Class ParquetStorageObjectAdapter

java.lang.Object
org.elasticsearch.xpack.esql.datasource.parquet.ParquetStorageObjectAdapter
All Implemented Interfaces:
org.apache.parquet.io.InputFile

public class ParquetStorageObjectAdapter extends Object implements org.apache.parquet.io.InputFile
Adapter that wraps a StorageObject to implement Parquet's InputFile interface.

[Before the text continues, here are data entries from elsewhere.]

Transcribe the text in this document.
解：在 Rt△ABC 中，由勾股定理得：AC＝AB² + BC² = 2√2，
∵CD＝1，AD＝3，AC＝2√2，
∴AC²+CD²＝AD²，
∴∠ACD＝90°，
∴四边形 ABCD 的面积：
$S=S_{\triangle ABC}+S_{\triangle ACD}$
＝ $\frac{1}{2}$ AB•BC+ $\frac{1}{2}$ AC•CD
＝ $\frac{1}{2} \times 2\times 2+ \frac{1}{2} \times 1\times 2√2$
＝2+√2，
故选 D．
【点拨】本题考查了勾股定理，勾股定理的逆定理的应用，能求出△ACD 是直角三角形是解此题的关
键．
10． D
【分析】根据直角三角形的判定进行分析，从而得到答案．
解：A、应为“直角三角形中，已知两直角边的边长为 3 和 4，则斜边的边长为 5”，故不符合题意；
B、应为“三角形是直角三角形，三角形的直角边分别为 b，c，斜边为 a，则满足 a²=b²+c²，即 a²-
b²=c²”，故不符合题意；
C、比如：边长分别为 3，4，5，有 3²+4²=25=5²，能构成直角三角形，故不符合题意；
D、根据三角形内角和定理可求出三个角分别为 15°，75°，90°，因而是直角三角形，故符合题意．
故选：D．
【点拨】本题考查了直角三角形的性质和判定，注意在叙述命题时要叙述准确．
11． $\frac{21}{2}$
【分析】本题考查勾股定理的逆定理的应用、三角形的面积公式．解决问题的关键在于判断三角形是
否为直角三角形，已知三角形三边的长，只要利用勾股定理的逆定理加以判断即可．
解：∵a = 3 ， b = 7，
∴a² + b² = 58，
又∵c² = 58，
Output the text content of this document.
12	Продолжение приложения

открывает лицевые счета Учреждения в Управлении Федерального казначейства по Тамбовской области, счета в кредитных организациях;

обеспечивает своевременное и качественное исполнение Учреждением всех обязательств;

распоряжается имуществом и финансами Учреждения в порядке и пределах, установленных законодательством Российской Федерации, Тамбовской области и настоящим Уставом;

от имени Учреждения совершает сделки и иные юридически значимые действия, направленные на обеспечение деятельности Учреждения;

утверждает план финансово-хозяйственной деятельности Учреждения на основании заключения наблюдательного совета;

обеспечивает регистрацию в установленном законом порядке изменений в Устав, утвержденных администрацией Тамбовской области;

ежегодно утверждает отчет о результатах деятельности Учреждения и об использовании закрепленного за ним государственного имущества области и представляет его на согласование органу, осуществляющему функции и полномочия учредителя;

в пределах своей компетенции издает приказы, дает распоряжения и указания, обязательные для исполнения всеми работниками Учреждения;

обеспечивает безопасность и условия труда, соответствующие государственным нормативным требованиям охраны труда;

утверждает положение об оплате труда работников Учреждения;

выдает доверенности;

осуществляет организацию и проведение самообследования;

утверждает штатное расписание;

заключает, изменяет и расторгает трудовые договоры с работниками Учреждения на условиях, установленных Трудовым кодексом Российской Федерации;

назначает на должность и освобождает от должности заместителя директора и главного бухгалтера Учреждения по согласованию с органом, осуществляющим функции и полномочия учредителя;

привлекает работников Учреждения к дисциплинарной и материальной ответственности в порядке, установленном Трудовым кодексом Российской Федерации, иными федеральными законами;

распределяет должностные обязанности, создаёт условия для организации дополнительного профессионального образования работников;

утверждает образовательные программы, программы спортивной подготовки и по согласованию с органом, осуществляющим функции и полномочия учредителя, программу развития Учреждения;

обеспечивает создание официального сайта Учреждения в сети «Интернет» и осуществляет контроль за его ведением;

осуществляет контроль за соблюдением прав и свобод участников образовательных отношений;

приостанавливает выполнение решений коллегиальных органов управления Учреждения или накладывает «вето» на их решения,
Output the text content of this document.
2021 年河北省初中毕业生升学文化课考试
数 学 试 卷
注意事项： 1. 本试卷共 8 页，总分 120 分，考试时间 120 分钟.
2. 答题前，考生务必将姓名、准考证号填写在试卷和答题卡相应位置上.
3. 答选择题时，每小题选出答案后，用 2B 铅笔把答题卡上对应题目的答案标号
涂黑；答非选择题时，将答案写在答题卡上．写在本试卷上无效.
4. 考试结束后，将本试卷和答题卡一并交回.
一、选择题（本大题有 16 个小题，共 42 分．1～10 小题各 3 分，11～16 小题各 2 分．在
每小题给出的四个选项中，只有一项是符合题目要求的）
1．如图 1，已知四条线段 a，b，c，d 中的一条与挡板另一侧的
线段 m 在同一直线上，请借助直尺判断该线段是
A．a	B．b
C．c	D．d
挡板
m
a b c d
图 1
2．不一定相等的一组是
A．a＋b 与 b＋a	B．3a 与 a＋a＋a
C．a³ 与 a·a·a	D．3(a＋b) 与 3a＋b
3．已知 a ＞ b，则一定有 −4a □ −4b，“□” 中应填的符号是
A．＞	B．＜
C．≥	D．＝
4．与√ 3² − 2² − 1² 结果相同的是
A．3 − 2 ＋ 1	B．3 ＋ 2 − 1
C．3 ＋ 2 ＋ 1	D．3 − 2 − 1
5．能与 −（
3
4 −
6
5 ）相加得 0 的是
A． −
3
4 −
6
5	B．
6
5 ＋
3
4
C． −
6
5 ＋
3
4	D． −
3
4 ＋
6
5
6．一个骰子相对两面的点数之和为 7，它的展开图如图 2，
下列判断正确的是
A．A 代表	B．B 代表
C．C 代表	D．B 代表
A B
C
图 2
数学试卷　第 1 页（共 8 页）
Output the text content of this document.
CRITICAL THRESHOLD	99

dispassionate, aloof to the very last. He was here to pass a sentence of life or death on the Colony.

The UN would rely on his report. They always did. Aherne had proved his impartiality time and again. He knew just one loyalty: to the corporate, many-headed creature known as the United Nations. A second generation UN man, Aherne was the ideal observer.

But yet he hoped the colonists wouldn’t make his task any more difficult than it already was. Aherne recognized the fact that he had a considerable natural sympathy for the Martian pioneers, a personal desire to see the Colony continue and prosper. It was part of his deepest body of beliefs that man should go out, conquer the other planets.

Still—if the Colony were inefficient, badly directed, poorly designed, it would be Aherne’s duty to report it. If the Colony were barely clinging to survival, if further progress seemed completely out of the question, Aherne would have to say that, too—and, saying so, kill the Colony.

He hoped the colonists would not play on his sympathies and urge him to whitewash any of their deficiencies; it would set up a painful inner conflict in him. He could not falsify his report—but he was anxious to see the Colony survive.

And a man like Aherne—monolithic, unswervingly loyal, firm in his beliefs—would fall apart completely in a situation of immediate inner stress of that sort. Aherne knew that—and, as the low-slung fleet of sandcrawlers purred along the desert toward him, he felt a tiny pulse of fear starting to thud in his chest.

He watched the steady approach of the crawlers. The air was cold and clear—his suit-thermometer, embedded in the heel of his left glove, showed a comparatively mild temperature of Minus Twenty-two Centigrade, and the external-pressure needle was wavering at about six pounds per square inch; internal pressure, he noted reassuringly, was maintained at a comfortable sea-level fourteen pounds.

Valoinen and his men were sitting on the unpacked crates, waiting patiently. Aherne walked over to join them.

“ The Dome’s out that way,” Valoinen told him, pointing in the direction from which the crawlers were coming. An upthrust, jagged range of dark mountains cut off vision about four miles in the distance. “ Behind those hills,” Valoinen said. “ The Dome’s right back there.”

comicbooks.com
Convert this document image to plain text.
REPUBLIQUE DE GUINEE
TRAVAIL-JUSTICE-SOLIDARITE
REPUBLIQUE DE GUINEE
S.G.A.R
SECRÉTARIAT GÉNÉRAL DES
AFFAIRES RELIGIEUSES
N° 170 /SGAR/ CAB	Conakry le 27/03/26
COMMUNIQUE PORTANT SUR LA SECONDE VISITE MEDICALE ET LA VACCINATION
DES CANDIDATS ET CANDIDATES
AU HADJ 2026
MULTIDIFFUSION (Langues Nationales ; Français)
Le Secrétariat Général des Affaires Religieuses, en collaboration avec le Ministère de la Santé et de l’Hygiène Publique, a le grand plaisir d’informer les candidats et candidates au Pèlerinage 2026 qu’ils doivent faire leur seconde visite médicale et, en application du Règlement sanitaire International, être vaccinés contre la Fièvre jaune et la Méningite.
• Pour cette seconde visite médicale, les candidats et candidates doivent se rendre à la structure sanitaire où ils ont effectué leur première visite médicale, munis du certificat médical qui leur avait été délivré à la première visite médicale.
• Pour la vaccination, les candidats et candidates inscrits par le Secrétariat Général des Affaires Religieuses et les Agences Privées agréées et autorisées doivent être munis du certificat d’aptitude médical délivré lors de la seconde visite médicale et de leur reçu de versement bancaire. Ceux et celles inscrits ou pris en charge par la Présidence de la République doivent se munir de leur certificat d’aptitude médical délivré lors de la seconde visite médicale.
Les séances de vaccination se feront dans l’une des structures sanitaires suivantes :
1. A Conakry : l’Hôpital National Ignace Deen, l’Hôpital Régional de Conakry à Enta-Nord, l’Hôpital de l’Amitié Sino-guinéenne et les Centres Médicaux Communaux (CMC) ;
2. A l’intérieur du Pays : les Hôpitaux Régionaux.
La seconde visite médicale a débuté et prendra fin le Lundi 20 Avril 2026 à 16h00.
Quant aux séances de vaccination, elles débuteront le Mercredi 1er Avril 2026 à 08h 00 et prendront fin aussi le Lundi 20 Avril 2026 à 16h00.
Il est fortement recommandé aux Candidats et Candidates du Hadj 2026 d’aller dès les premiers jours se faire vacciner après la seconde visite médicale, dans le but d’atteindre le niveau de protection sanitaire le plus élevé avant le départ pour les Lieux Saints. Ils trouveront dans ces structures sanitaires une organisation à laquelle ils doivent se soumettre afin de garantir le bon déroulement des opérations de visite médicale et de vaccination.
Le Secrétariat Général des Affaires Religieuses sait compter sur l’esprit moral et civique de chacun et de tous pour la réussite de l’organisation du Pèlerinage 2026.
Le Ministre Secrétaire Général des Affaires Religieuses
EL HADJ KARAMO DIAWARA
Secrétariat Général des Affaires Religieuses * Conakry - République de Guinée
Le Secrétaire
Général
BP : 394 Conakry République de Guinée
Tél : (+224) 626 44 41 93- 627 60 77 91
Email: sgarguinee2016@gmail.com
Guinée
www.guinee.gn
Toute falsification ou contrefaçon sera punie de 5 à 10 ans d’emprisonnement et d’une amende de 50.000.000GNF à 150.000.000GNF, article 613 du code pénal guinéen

This allows using our storage abstraction with Parquet's ParquetFileReader.

Key features:

  • Uses only range reads (newStream(position, length)) — never full-object GET
  • Sliding window cache (default 4MB) to amortize seeks and avoid InputStream.skip
  • Optimized for remote storage (S3, HTTP) where full GET and skip-download are expensive
  • No Hadoop dependencies — uses pure Java InputStream
  • Constructor Details

    • ParquetStorageObjectAdapter

      public ParquetStorageObjectAdapter(StorageObject storageObject)
      Creates an adapter with the default 4MB sliding window.
  • Method Details

    • forRange

      public static ParquetStorageObjectAdapter forRange(StorageObject storageObject, long rangeBytes)
      Creates an adapter with an adaptive window sized to cover the given byte range. This allows all column chunks within a small row-group split to be fetched in a single I/O instead of incurring multiple range GETs with the default 4 MiB window.
      Parameters:
      rangeBytes - byte span of the range being read; clamped to [DEFAULT_WINDOW_SIZE, MAX_WINDOW_SIZE]
    • getLength

      public long getLength() throws IOException
      Specified by:
      getLength in interface org.apache.parquet.io.InputFile
      Throws:
      IOException
    • newStream

      public org.apache.parquet.io.SeekableInputStream newStream() throws IOException
      Specified by:
      newStream in interface org.apache.parquet.io.InputFile
      Throws:
      IOException